Judges: Lourie (author), Rader, and Dyk

In Forest Laboratories, Inc. v. Abbott Laboratories, No. 03-1067 (Fed. Cir. Aug. 7, 2003), the Federal Circuit reversed the district court’s award of attorneys’ fees and held that the court erred in its finding that the case was exceptional under 35 U.S.C. § 285.

Abbott Laboratories (“Abbott”) is the exclusive licensee of U.S. Patent Nos. 4,338,301 (“the ‘301 patent”) and 4,397,839 (“the ‘839 patent”) directed to a lung-surfactant composition for treating respiratory-distress syndrome in premature babies. Abbott developed a commercial product called Survanta® in the 1980s. At about the same time, ONY Inc. (“ONY”), Coplaintiff with Forest Laboratories, Inc. (“Forest”), developed its own product for treating neonatal respiratory-distress syndrome, called calf lungsurfactant extract (“CLSE”). During the development of these products, Abbott and ONY maintained close contact regarding a possible joint development of CLSE. In 1984, Abbott informed ONY that CLSE would likely not be patentable, though Abbott did not specifically mention its own ‘301 and ‘839 patents.

In 1991, Survanta® received approval and “orphan drug” status from the FDA, and Abbott then proceeded to market Survanta®. Several years later, Abbott informed ONY and Forest that it had reason to believe that their commercial product, based on CLSE, would infringe the ‘301 and ‘839 patents if it were to be marketed.

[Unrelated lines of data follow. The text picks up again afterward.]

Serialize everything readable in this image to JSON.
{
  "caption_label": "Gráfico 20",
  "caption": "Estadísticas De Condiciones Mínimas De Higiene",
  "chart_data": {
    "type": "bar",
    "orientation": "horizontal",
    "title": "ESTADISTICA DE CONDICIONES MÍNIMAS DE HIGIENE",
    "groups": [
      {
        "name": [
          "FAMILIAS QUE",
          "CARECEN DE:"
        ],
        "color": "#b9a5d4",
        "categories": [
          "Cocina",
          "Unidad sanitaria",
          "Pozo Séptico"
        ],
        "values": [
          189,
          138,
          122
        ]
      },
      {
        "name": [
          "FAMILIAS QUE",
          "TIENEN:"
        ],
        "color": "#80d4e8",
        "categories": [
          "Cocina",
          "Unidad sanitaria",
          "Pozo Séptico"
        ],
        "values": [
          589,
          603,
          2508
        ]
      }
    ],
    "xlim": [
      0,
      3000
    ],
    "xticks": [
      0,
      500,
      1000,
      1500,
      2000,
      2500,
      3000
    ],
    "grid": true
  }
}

ONY and Forest sued Abbott, seeking a DJ of noninfringement and invalidity of the ‘301 and ‘839 patents.

Following a jury trial, the district court granted ONY and Forest a JMOL of noninfringement and also ruled that Abbott was equitably estopped from asserting infringement of the ‘301 and ‘839 patents against ONY and Forest because (1) Abbott, by encouraging ONY’s and Forest’s development of CLSE, had misled them to believe that it would not assert infringement; (2) ONY and Forest reasonably relied on Abbott’s misleading conduct; and (3) ONY and Forest would suffer economic and evidentiary prejudice if Abbott were permitted to proceed with its infringement counterclaim.

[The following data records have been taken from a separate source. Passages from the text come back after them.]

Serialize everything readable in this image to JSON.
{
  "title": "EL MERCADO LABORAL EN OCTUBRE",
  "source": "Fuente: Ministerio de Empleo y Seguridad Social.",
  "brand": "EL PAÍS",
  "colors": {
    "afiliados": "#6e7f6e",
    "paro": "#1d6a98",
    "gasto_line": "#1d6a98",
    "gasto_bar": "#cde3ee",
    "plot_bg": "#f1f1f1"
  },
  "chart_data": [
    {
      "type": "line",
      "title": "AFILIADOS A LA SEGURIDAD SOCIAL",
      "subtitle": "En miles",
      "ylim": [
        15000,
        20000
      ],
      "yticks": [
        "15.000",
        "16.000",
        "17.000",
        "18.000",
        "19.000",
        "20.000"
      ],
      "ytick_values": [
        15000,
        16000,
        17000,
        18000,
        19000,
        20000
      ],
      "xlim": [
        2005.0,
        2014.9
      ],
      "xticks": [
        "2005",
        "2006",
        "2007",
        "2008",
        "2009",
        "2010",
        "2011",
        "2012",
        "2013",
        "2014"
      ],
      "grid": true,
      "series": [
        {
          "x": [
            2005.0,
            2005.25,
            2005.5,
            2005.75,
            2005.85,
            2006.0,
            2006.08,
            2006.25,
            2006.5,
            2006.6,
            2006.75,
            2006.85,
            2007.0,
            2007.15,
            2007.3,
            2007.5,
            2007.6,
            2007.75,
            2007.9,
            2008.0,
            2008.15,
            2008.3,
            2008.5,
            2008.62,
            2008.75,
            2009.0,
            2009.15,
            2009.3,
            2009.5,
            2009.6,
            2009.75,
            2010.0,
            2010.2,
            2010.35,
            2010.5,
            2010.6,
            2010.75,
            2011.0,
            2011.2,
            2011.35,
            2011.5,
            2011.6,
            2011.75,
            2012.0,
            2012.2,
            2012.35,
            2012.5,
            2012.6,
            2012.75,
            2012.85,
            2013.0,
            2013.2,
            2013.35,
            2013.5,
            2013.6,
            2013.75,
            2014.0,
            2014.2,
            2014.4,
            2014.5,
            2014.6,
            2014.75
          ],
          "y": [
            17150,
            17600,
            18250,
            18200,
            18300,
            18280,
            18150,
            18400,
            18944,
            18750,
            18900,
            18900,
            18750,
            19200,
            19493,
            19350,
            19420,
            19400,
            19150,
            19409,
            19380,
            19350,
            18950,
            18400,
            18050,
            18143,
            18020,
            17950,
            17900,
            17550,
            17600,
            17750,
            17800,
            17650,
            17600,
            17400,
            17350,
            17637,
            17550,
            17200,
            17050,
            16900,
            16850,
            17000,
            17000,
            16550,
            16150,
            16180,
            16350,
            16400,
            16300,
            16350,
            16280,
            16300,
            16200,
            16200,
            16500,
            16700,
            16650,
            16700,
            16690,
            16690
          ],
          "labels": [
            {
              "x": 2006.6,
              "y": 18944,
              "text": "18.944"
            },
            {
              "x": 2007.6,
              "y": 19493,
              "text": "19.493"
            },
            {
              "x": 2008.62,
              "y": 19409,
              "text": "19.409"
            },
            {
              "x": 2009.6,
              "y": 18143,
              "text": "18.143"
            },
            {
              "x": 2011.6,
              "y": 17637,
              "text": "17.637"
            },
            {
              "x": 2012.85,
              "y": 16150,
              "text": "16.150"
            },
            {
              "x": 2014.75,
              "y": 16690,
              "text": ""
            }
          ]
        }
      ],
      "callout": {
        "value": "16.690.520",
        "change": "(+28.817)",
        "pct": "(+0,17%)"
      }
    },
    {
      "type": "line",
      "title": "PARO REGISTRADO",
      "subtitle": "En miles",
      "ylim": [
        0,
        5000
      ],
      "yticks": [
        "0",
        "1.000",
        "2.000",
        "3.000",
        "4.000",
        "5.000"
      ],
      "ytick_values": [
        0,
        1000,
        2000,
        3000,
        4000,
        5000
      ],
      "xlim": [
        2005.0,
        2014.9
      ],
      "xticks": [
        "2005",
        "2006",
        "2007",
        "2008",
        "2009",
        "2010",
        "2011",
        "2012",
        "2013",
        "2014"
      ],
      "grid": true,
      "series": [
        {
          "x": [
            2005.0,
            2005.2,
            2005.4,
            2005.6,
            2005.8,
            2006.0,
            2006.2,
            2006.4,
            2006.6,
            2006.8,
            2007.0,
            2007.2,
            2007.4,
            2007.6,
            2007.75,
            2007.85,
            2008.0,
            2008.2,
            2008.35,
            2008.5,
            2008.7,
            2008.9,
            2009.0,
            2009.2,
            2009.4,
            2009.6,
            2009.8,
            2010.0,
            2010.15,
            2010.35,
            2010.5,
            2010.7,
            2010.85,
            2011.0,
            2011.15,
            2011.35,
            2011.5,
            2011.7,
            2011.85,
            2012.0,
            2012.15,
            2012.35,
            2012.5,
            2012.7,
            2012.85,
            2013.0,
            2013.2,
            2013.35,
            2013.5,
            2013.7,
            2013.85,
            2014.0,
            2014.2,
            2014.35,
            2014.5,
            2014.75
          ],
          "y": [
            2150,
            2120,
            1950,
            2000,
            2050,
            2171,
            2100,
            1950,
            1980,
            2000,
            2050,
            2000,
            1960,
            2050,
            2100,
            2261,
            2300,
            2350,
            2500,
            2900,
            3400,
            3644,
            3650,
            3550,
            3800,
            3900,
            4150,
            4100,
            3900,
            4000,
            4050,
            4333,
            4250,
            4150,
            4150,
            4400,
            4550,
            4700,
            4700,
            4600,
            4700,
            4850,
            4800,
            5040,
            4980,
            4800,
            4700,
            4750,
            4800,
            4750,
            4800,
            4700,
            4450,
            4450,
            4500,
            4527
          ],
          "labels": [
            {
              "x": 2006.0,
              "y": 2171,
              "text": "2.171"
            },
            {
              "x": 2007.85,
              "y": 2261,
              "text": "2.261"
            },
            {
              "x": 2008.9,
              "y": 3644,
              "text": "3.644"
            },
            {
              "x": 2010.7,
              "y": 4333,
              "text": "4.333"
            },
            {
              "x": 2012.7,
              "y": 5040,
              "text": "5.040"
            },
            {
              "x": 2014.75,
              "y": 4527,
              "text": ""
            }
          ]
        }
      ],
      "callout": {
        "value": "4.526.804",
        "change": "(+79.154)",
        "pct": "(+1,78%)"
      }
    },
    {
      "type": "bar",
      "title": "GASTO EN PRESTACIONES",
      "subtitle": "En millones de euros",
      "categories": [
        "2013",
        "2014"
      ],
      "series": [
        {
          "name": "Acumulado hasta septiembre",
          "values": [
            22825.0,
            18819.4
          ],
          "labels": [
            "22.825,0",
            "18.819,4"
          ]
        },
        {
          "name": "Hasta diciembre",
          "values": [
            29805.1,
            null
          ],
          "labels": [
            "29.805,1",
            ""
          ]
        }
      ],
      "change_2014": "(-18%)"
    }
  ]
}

The district court also found the case to be exceptional under 35 U.S.C. § 285 and awarded attorneys’ fees because Abbott, in bad faith, had encouraged ONY to develop CLSE but then later pursued an infringement counterclaim against ONY and Forest in an attempt to prevent their product from reaching the market. Abbott appealed the award of attorneys’ fees.

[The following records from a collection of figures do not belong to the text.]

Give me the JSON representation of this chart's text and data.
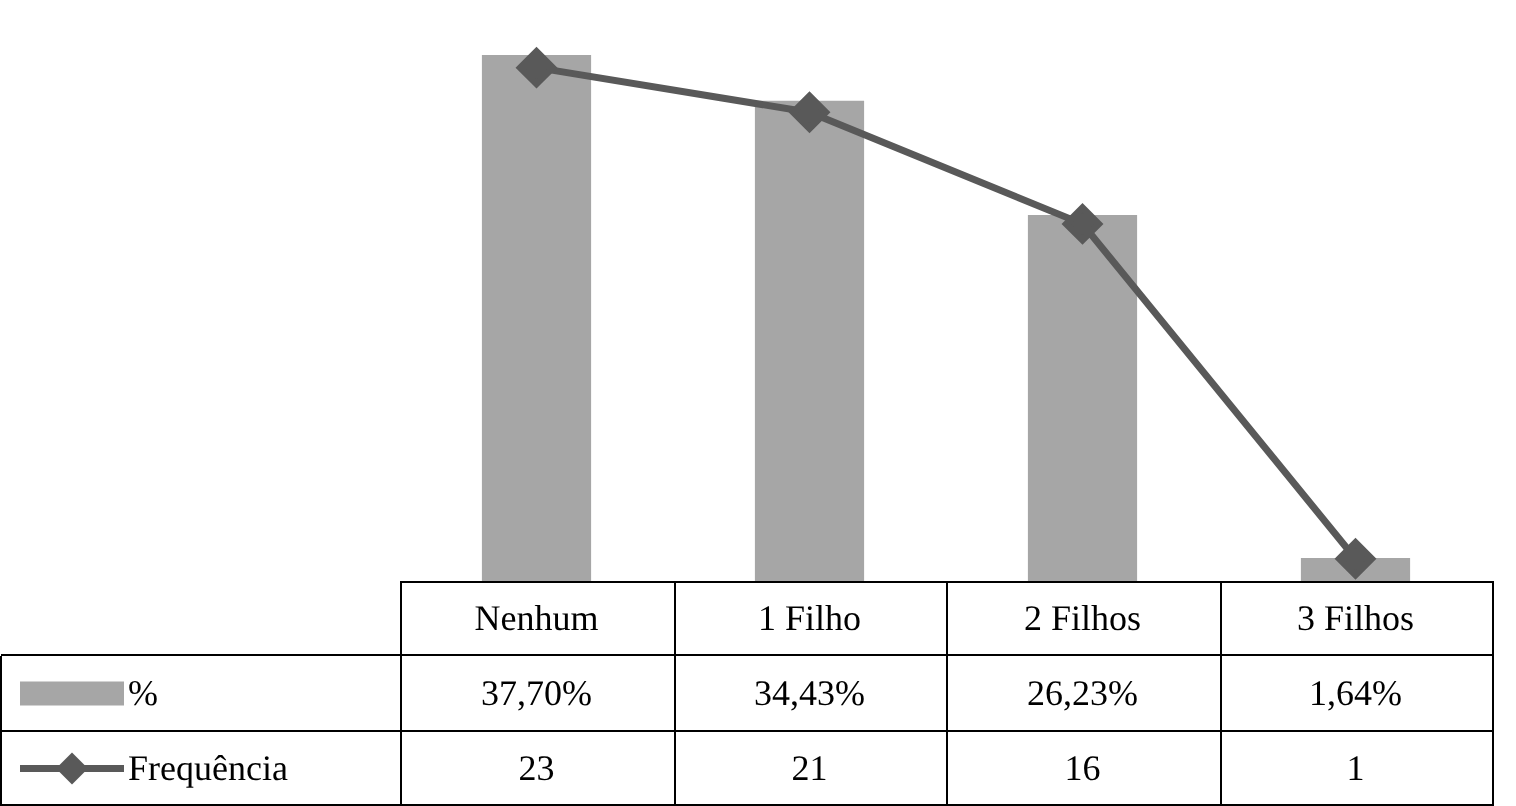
{
  "chart_data": {
    "type": "bar",
    "categories": [
      "Nenhum",
      "1 Filho",
      "2 Filhos",
      "3 Filhos"
    ],
    "series": [
      {
        "name": "%",
        "color": "#a6a6a6",
        "values": [
          37.7,
          34.43,
          26.23,
          1.64
        ],
        "value_labels": [
          "37,70%",
          "34,43%",
          "26,23%",
          "1,64%"
        ]
      },
      {
        "name": "Frequência",
        "type": "line",
        "axis": "y2",
        "color": "#595959",
        "marker": "diamond",
        "values": [
          23,
          21,
          16,
          1
        ],
        "value_labels": [
          "23",
          "21",
          "16",
          "1"
        ]
      }
    ],
    "legend": "bottom left"
  }
}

The Federal Circuit explained that an exceptional case under 35 U.S.C. § 285 typically involves inequitable conduct before the PTO, litigation misconduct or bad faith, a frivolous suit, or willful infringement. The Court found, however, that none of those circumstances was present in this case. The Court stressed that a finding of exceptionality has never been based on a patentee’s bad-faith business conduct toward an accused infringer prior to litigation, and the Court declined to expand the scope of § 285 in that manner.

The Court recognized that bad-faith litigation can be a basis for a finding of exceptionality. It concluded, however, that Abbott had not engaged in bad-faith litigation. Under § 285, “bad faith” requires not merely misleading prelitigation conduct, but “vexatious, unjustified or frivolous litigation.” The Court concluded that the pertinent inquiry was whether Abbott knew or should have known that it would be estopped from asserting the ‘301 and ‘839 patents against ONY and Forest yet pursued its infringement counterclaim anyway. The Court ruled that the record did not support the district court’s finding that Abbott had knowledge of the events that would ultimately lead to a holding of equitable estoppel.

For all of these reasons, the Court concluded that the district court had erred in its finding that the case was exceptional under 35 U.S.C. § 285 based on Abbott’s prelitigation conduct toward ONY and Forest.